- International treaties and conventions should prevail over domestic legislation, due to the principle of specificity, except for the application of the federal constitution;
- The Brazil-France tax treaty provides that the profits of a company of a contracting state are only taxable in that same state (being France), unless the company carries out its activity in the other state (Brazil) by means of a permanent establishment – which was considered not to be the case; and
- Although recognising Brazil is not a member of the OECD, it has adopted the OECD model in relation to the business profits article of its tax treaties. The term ‘profit’ should be interpreted not as real profit, but as operating profit, being the result of activities, principal or accessory that constitute the purpose of the legal entity, including, income paid as consideration for services rendered.
This earlier decision of the STJ resulted in the Attorney General of the National Treasury (PGFN) releasing Opinion PGFN/CAT. No. 2,363/2013 that recommended that its previous view set out in Opinion PGFN/CAT No. 776/2011 should be repealed. This opinion had formed the foundation for the public position taken by the RFB in Interpretative Declaratory Act COSIT No. 1/2000 (ADI 1/2000). As such, shortly following the release of Opinion PGFN/CAT No. 2,063/2013, the RFB released Interpretative Declaratory Act 5/2014 (ADI 5/2014) formally modifying its public position and revoking ADI 1/2000.

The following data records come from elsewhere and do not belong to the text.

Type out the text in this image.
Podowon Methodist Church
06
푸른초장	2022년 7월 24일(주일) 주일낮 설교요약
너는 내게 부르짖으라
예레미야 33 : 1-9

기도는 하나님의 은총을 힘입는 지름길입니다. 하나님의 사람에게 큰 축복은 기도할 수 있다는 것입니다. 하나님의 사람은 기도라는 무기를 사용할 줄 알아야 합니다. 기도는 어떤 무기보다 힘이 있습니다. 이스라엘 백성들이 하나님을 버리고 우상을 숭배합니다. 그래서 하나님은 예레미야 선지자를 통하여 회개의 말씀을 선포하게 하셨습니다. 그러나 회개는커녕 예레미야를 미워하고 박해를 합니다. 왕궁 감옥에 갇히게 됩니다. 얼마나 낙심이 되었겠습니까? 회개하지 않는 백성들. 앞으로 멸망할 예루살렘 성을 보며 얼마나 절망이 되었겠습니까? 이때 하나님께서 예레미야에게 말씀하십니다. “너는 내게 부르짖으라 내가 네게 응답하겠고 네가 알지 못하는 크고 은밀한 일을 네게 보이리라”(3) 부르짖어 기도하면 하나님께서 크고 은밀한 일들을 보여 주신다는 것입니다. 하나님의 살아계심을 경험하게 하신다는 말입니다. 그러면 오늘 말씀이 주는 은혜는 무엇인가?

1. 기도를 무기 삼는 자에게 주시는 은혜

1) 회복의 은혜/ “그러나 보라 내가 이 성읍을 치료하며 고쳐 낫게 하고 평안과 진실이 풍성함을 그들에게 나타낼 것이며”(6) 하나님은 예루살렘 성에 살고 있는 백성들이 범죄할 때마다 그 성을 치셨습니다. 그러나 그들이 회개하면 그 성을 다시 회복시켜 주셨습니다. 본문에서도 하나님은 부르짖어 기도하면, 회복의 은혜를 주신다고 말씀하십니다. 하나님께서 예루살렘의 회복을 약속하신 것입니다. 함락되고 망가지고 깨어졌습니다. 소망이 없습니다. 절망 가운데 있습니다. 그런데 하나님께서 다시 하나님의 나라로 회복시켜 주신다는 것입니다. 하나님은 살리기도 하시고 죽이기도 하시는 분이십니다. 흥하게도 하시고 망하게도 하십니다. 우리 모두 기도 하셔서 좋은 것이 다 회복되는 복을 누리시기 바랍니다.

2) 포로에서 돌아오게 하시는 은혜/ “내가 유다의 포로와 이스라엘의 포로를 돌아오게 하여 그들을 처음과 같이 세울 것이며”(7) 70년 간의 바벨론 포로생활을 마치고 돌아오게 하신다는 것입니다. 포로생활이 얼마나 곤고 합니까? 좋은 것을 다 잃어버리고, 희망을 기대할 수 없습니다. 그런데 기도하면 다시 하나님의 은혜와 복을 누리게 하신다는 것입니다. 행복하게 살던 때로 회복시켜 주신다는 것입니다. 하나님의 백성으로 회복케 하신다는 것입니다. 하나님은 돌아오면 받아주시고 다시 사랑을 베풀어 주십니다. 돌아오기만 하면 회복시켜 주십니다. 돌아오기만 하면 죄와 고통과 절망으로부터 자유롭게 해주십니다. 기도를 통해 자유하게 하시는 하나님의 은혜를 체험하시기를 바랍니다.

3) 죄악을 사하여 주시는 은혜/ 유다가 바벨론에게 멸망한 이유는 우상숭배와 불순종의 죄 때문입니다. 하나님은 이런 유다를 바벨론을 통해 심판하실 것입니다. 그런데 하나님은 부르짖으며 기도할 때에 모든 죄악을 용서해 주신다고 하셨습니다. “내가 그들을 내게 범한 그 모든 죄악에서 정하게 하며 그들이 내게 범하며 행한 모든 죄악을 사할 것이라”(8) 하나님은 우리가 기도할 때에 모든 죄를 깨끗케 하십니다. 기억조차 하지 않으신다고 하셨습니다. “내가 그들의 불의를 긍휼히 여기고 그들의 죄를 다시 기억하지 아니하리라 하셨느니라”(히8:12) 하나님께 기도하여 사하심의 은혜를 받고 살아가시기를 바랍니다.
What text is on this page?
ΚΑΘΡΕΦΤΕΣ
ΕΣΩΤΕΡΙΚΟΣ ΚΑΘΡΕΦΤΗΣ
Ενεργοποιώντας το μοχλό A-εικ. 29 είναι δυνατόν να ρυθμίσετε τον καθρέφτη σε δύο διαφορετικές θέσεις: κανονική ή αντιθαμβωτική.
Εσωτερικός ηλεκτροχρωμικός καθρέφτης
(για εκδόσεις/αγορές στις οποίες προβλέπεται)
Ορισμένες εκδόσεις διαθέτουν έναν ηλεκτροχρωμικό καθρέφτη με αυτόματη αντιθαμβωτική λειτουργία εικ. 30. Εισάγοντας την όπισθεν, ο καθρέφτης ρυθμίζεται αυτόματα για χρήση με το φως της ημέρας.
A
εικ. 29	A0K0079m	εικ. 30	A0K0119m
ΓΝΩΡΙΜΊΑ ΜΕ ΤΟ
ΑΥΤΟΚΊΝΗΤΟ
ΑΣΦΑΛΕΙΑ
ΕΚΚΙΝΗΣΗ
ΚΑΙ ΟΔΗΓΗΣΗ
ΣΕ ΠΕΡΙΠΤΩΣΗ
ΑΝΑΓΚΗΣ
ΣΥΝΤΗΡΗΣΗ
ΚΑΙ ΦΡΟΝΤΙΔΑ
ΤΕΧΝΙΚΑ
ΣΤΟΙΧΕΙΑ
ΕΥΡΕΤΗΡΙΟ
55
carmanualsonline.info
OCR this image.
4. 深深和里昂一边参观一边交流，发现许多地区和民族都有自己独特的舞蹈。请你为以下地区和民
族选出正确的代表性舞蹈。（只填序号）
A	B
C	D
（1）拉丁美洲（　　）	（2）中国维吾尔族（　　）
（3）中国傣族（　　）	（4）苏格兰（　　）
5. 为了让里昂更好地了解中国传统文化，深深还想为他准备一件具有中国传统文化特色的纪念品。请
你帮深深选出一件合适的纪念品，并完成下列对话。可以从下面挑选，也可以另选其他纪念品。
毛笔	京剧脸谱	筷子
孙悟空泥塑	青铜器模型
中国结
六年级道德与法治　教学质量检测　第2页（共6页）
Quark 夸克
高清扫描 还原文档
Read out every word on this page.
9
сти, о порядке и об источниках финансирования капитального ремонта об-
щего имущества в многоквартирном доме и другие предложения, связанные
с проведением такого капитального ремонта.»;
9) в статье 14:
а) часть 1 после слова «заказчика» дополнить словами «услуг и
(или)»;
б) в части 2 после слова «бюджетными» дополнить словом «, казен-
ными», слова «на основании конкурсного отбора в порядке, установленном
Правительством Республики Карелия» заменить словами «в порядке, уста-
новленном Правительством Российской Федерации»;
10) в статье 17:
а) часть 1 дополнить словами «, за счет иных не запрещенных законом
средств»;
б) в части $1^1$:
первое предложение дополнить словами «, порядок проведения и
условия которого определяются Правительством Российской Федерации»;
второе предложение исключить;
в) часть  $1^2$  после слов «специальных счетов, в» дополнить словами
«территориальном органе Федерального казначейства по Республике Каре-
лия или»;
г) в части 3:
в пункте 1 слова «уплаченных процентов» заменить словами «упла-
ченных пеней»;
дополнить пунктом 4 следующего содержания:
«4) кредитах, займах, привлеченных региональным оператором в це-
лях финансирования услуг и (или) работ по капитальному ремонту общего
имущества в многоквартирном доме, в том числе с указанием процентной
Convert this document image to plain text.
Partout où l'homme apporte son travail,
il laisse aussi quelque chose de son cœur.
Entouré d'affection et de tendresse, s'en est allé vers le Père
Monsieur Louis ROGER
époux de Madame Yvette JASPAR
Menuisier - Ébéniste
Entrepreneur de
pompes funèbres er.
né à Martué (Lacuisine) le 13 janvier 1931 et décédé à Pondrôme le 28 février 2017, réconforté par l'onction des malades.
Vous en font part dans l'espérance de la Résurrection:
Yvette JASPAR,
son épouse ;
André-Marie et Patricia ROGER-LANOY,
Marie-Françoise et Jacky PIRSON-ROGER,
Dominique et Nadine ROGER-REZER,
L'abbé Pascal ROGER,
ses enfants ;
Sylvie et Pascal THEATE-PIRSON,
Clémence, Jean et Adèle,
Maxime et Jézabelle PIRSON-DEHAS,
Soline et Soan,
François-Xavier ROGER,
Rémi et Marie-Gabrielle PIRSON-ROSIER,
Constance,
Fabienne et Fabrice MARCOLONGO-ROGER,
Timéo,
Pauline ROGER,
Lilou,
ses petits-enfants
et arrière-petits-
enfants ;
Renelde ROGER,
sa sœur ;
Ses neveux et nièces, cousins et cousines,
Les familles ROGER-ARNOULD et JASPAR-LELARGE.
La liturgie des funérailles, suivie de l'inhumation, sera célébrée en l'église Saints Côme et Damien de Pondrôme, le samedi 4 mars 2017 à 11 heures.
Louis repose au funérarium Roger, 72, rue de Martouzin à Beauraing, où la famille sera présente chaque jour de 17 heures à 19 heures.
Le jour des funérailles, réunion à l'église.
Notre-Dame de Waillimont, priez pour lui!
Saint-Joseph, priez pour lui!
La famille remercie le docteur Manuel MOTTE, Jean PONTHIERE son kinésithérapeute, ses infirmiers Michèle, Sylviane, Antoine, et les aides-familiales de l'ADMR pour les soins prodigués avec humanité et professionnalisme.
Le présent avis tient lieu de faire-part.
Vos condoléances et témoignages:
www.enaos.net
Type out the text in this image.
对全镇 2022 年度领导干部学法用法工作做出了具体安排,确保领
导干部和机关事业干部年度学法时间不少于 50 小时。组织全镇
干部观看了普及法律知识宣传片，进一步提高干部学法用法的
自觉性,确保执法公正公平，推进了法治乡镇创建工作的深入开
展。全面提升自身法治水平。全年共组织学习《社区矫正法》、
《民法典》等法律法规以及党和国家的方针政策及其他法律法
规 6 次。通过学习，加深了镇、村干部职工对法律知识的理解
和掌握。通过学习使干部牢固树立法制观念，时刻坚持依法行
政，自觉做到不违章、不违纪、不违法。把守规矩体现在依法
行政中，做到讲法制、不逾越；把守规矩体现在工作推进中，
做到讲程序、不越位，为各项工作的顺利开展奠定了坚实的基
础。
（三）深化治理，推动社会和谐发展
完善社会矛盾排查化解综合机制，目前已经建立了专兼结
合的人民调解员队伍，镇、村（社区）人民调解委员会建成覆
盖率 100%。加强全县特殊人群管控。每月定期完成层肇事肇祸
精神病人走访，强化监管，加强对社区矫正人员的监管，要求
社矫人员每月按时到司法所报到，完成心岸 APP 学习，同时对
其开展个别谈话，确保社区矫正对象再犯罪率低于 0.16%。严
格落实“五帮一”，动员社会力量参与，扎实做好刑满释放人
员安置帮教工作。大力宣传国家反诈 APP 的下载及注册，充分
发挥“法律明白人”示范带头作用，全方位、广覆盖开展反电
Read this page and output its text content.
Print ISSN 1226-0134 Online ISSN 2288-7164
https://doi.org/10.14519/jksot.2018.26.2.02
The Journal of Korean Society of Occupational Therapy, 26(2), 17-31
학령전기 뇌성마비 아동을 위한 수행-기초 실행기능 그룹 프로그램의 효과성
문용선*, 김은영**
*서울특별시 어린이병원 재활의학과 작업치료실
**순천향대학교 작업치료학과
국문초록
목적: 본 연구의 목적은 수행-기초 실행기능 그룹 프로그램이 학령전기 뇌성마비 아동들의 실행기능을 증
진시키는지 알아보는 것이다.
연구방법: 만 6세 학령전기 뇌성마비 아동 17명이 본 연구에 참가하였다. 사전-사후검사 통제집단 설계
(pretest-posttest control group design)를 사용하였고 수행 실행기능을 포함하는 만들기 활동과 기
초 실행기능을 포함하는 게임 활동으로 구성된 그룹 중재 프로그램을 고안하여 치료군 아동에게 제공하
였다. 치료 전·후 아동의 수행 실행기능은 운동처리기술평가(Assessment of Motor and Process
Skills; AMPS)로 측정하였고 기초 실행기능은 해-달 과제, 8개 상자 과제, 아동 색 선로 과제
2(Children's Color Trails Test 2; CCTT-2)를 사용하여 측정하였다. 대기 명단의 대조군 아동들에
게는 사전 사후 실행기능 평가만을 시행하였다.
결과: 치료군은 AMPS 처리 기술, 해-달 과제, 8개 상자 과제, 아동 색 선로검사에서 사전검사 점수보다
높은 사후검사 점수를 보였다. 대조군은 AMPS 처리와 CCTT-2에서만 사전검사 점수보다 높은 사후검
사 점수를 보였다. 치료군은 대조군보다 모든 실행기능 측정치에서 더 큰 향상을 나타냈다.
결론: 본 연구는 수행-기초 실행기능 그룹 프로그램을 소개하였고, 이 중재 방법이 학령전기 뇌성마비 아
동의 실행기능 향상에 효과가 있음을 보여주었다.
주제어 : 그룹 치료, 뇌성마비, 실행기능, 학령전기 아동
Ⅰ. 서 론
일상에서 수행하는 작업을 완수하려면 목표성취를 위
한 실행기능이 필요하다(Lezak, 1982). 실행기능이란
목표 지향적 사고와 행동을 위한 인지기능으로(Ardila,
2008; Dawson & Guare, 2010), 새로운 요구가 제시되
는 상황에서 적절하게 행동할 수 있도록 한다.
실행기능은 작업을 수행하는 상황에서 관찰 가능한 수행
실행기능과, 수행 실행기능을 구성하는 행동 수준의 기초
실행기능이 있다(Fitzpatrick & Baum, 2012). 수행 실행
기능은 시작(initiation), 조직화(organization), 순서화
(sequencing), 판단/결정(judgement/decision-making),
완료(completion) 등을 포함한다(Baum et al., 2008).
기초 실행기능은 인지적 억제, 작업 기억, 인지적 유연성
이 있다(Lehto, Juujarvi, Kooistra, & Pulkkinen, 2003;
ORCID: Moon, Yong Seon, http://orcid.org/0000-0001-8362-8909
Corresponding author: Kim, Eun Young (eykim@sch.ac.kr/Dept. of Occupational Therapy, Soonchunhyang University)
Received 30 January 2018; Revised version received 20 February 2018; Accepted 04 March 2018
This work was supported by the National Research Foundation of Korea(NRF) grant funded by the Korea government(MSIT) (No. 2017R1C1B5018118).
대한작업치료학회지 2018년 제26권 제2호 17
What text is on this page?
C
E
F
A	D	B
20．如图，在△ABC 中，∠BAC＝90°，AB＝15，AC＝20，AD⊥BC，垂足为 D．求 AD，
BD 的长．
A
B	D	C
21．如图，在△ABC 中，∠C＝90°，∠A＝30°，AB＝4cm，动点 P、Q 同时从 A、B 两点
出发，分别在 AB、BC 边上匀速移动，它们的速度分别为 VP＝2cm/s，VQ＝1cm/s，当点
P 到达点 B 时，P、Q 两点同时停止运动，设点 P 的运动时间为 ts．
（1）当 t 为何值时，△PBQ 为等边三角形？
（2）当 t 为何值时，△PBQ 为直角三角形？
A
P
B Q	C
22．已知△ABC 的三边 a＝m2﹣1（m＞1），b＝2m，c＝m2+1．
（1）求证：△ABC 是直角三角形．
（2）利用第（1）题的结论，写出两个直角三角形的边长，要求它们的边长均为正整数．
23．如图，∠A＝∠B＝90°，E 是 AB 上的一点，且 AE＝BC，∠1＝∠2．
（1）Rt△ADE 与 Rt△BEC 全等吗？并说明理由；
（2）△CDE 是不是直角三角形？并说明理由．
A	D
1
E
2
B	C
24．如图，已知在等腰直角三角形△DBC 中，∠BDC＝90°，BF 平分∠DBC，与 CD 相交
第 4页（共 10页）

The decision provides a helpful precedent for companies that make cross-border transactions involving services with jurisdictions that have entered into tax treaties with Brazil. However, careful consideration still needs to be given to the type of service (technical versus non-technical), as well as the particular tax treaty to determine whether the relevant protocol includes such services within another specific article permitting source taxation (e.g. the ‘royalty’ article).